Morocco is deeply embedded in this digital revolution, boasting 23.8 million social media users, representing 63.4% of its population. Platform dominance is striking: YouTube attracted 21.5 million users in 2022, while TikTok amassed nearly 6 million adult users. Mohcine Benachir, CEO of Prestige Informatique, emphasizes the sector’s critical role in Morocco’s economic future, noting that digital expenditures now constitute 17% of local companies’ marketing budgets, according to the Digital Trends Morocco 2024 report.
Despite this growth, financial benefits largely bypassed the national economy. Major players like Google and Facebook—capturing 60-70% of Morocco’s online advertising market—operated without local tax obligations, as their headquarters remained abroad. This practice drained foreign currency reserves, as Moroccan advertisers paid international firms in foreign denominations without reinvestment in the local market. Industry leaders, including Mounir Jazouli, former president of the Moroccan Advertisers’ Association (GAM), have long advocated for collaborative efforts among national publishers to develop competitive technological alternatives and reimagine economic models.

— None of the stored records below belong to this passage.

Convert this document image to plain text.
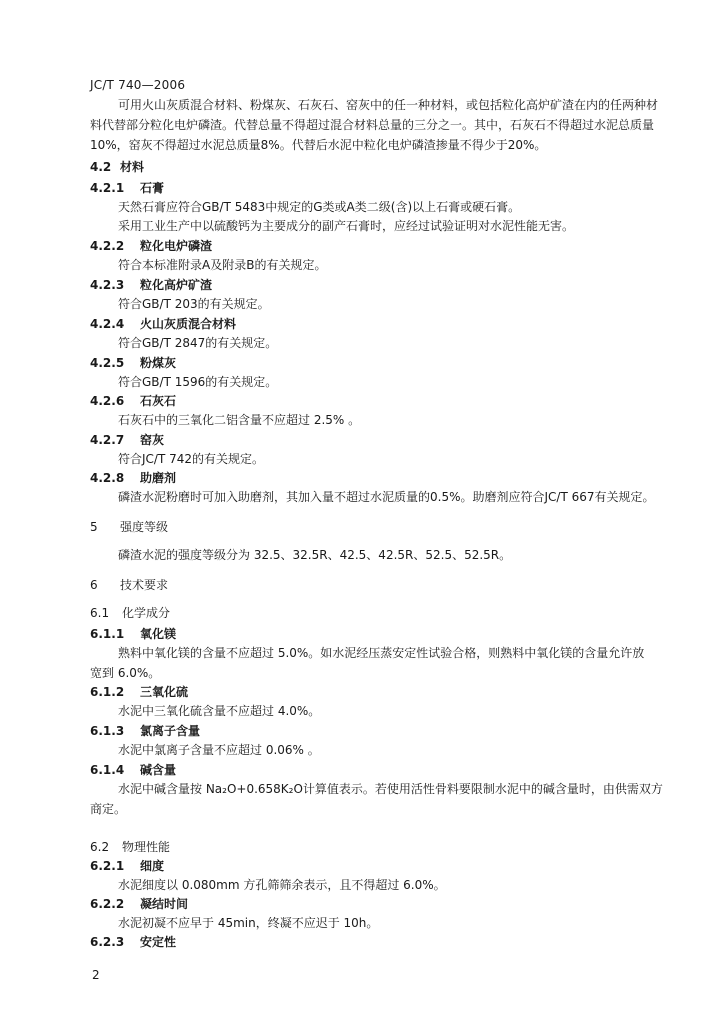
JC/T 740—2006
可用火山灰质混合材料、粉煤灰、石灰石、窑灰中的任一种材料，或包括粒化高炉矿渣在内的任两种材
料代替部分粒化电炉磷渣。代替总量不得超过混合材料总量的三分之一。其中，石灰石不得超过水泥总质量
10%，窑灰不得超过水泥总质量8%。代替后水泥中粒化电炉磷渣掺量不得少于20%。
4.2 材料
4.2.1 石膏
天然石膏应符合GB/T 5483中规定的G类或A类二级(含)以上石膏或硬石膏。
采用工业生产中以硫酸钙为主要成分的副产石膏时，应经过试验证明对水泥性能无害。
4.2.2 粒化电炉磷渣
符合本标准附录A及附录B的有关规定。
4.2.3 粒化高炉矿渣
符合GB/T 203的有关规定。
4.2.4 火山灰质混合材料
符合GB/T 2847的有关规定。
4.2.5 粉煤灰
符合GB/T 1596的有关规定。
4.2.6 石灰石
石灰石中的三氧化二铝含量不应超过 2.5% 。
4.2.7 窑灰
符合JC/T 742的有关规定。
4.2.8 助磨剂
磷渣水泥粉磨时可加入助磨剂，其加入量不超过水泥质量的0.5%。助磨剂应符合JC/T 667有关规定。
5 强度等级
磷渣水泥的强度等级分为 32.5、32.5R、42.5、42.5R、52.5、52.5R。
6 技术要求
6.1 化学成分
6.1.1 氧化镁
熟料中氧化镁的含量不应超过 5.0%。如水泥经压蒸安定性试验合格，则熟料中氧化镁的含量允许放
宽到 6.0%。
6.1.2 三氧化硫
水泥中三氧化硫含量不应超过 4.0%。
6.1.3 氯离子含量
水泥中氯离子含量不应超过 0.06% 。
6.1.4 碱含量
水泥中碱含量按 Na₂O+0.658K₂O计算值表示。若使用活性骨料要限制水泥中的碱含量时，由供需双方
商定。
6.2 物理性能
6.2.1 细度
水泥细度以 0.080mm 方孔筛筛余表示，且不得超过 6.0%。
6.2.2 凝结时间
水泥初凝不应早于 45min，终凝不应迟于 10h。
6.2.3 安定性
2
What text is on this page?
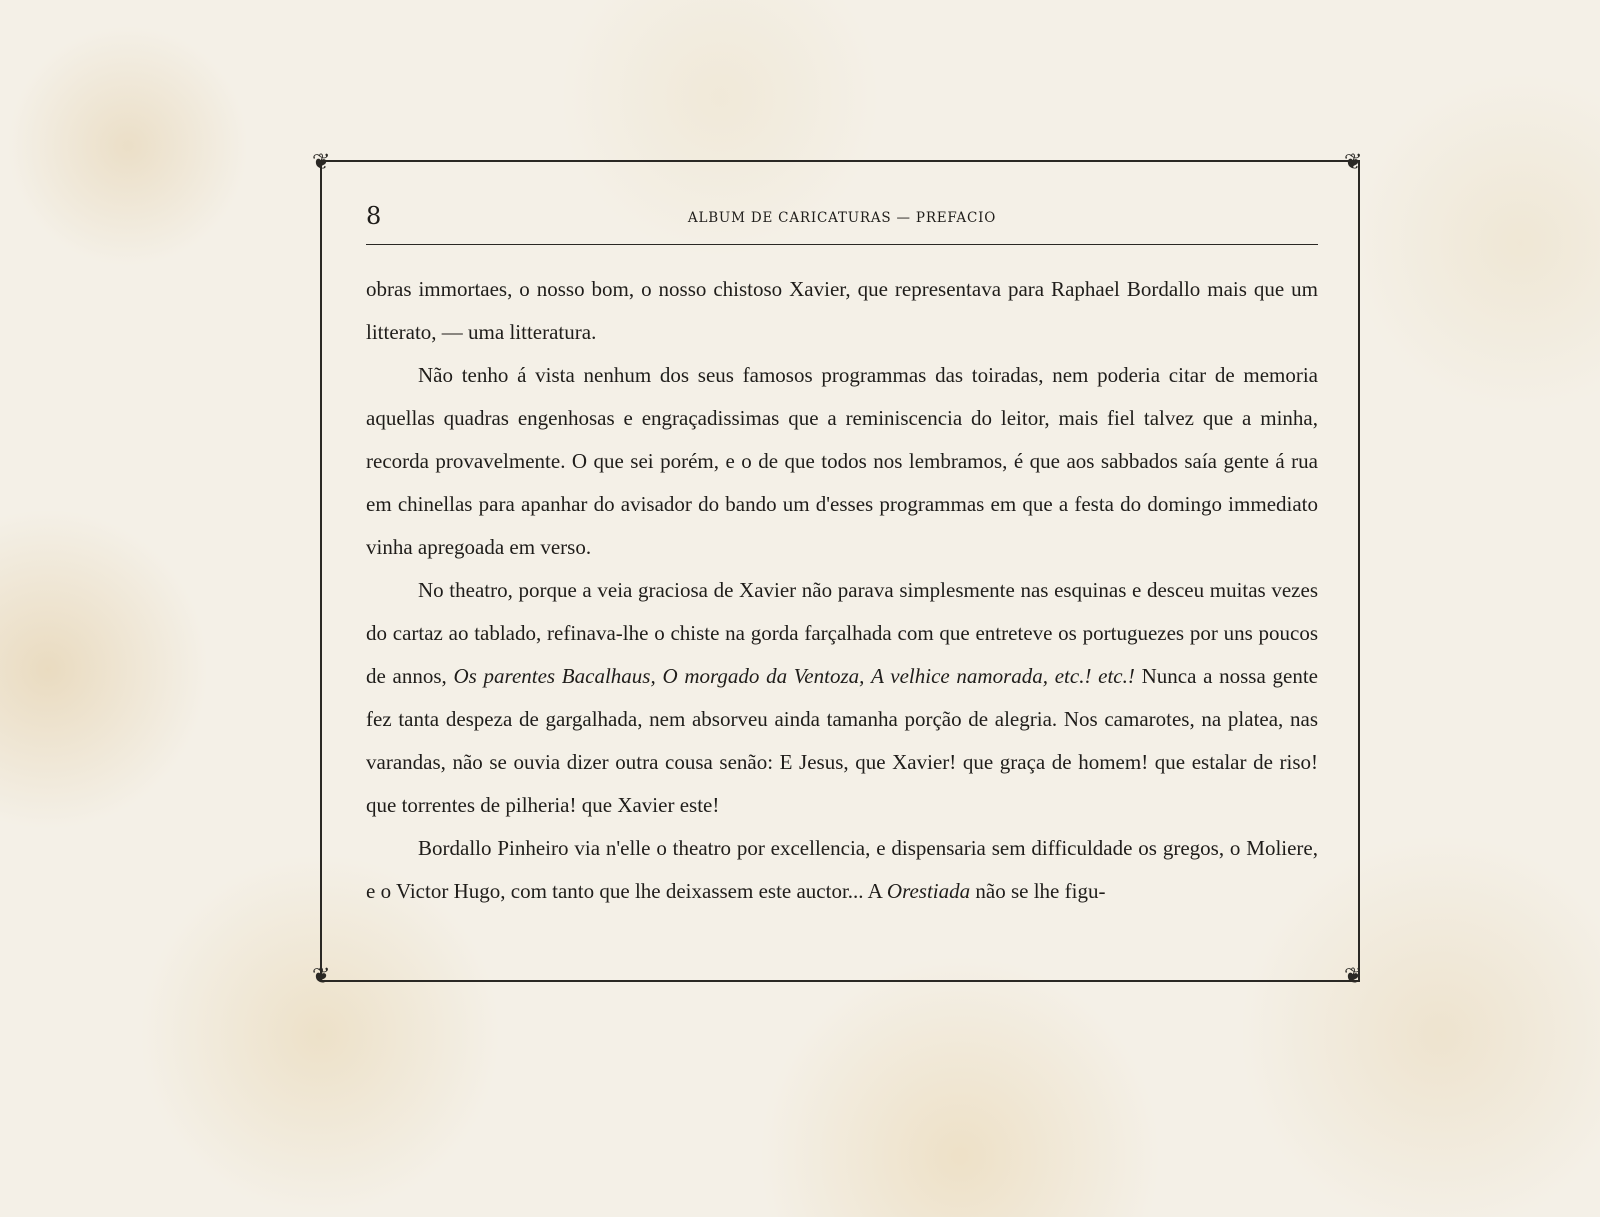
❦	❦
❦	❦
8	ALBUM DE CARICATURAS — PREFACIO

obras immortaes, o nosso bom, o nosso chistoso Xavier, que representava para Raphael Bordallo mais que um litterato, — uma litteratura.

Não tenho á vista nenhum dos seus famosos programmas das toiradas, nem poderia citar de memoria aquellas quadras engenhosas e engraçadissimas que a reminiscencia do leitor, mais fiel talvez que a minha, recorda provavelmente. O que sei porém, e o de que todos nos lembramos, é que aos sabbados saía gente á rua em chinellas para apanhar do avisador do bando um d'esses programmas em que a festa do domingo immediato vinha apregoada em verso.

No theatro, porque a veia graciosa de Xavier não parava simplesmente nas esquinas e desceu muitas vezes do cartaz ao tablado, refinava-lhe o chiste na gorda farçalhada com que entreteve os portuguezes por uns poucos de annos, Os parentes Bacalhaus, O morgado da Ventoza, A velhice namorada, etc.! etc.! Nunca a nossa gente fez tanta despeza de gargalhada, nem absorveu ainda tamanha porção de alegria. Nos camarotes, na platea, nas varandas, não se ouvia dizer outra cousa senão: E Jesus, que Xavier! que graça de homem! que estalar de riso! que torrentes de pilheria! que Xavier este!

Bordallo Pinheiro via n'elle o theatro por excellencia, e dispensaria sem difficuldade os gregos, o Moliere, e o Victor Hugo, com tanto que lhe deixassem este auctor... A Orestiada não se lhe figu-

The new fiscal framework, established under Decree No. 2-25-862 (December 2025), mandates that foreign digital service providers register with the DGI, obtain a tax identifier, submit quarterly revenue declarations for Moroccan operations, and remit applicable VAT. By joining over 30 countries enforcing similar standards, Morocco aligns with OECD BEPS guidelines and European Union practices, as noted by Ouassim Driouchi, Telecoms and Innovation Partner at BearingPoint. Beyond projected tax revenues of 500 million to 1 billion Moroccan dirhams, the reform’s core objective is to eliminate a 20% competitive disadvantage faced by local startups and media outlets, which bear immediate tax obligations while global giants evade them.
This initiative also touches on economic sovereignty and data protection, though its success hinges on administrative modernization. Driouchi warns that enforcement requires cutting-edge infrastructure capable of real-time cross-referencing of IP addresses, phone prefixes, and banking data to pinpoint consumption origins. While the transition presents an opportunity to build a next-generation tax administration, balancing the market against multinational entities with vast legal and financial resources demands sustained collaboration from local economic players.